How is it possible to direct medicines exactly where they are needed in the body? Researchers have been exploring this question for years. For instance, directly delivering cancer drugs to a tumor ensures that they work specifically at that site, minimizing side effects elsewhere in the body. Ongoing studies focus on identifying carrier particles to which therapeutic agents can attach. These particles must satisfy several criteria, including: the ability to absorb as many active substance molecules as possible; the capability to navigate through the bloodstream using simple techniques like ultrasound; and the capacity for tracking their journey with non-invasive imaging methods. Successfully confirming the delivery of medications relies on this last criterion.
Finding a universal solution that meets all these standards has proven difficult. A team from ETH Zurich has now introduced a specialized type of particle that satisfies all these requirements. Beyond their effectiveness, these particles are visually intriguing under a microscope, resembling miniature paper flowers or desert roses. Comprised of extremely thin petals, these particles are structured into flower shapes. Measuring between one and five micrometers in diameter, they are slightly smaller than a red blood cell.
This unique shape offers two key benefits. Firstly, the flower particles have a vast surface area relative to their size. The spaces between the tightly packed flower petals are only a few nanometers wide, functioning like pores. This design allows them to absorb substantial amounts of therapeutic agents. Secondly, these petals scatter sound waves or can be coated with light-absorbing molecules, making them easily visible with ultrasound or optoacoustic imaging techniques.
These groundbreaking findings have been shared by the research teams led by Daniel Razansky and Metin Sitti in a study published in Advanced Materials. Razansky holds the position of Professor of Biomedical Imaging with joint appointments at ETH Zurich and the University of Zurich, while Sitti is an expert in microrobotics and recently transitioned from ETH Zurich and the Max Planck Institute for Intelligent Systems in Stuttgart to Koç University in Istanbul.
More effective than gas bubbles
“Traditionally, researchers have mainly explored tiny gas bubbles as a method of transport through the bloodstream utilizing ultrasound or similar techniques,” explained Paul Wrede, co-author and doctoral student in Razansky’s group. “We have now shown that solid microparticles can also be steered acoustically.” The advantage of these flower particles over gas bubbles lies in their ability to carry larger amounts of active ingredient molecules.

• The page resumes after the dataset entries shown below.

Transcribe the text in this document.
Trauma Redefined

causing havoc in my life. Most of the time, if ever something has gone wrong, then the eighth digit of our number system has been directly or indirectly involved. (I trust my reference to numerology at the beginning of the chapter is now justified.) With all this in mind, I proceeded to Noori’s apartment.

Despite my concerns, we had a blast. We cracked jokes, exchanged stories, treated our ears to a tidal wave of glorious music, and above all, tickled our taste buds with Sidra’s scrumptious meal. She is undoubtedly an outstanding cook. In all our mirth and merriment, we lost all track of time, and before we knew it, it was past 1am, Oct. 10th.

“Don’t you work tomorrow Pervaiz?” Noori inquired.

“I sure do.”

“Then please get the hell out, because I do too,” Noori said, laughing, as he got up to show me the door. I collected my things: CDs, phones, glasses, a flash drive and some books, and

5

The research team has demonstrated that the flower particles can be loaded with a cancer medication in experiments conducted in Petri dishes. They also injected these particles into the circulatory systems of mice. Using focused ultrasound, they successfully maintained the particles at a specific location within the blood circulation, even amidst rapid blood flow. Focused ultrasound involves concentrating sound waves at a precise spot. “In essence, we don’t just inject the particles and hope for the best. We actively control their positioning,” Wrede stated. The researchers aspire to apply this technology in the future for delivering medications to tumors or clots obstructing blood vessels.
These particles can be created from various materials and can have different coatings, depending on their intended use and the researchers’ chosen imaging technique for tracking the particles’ positions. “The fundamental concept is driven by their shape, rather than the materials from which they are constructed,” said Wrede. In their research, they examined flower particles made from zinc oxide in detail, along with particles made from polyimide and a composite of nickel and organic compounds.
The researchers now aim to enhance their concept further. They plan to conduct additional animal trials before this technology can beneficially impact patients afflicted with cardiovascular diseases or cancer.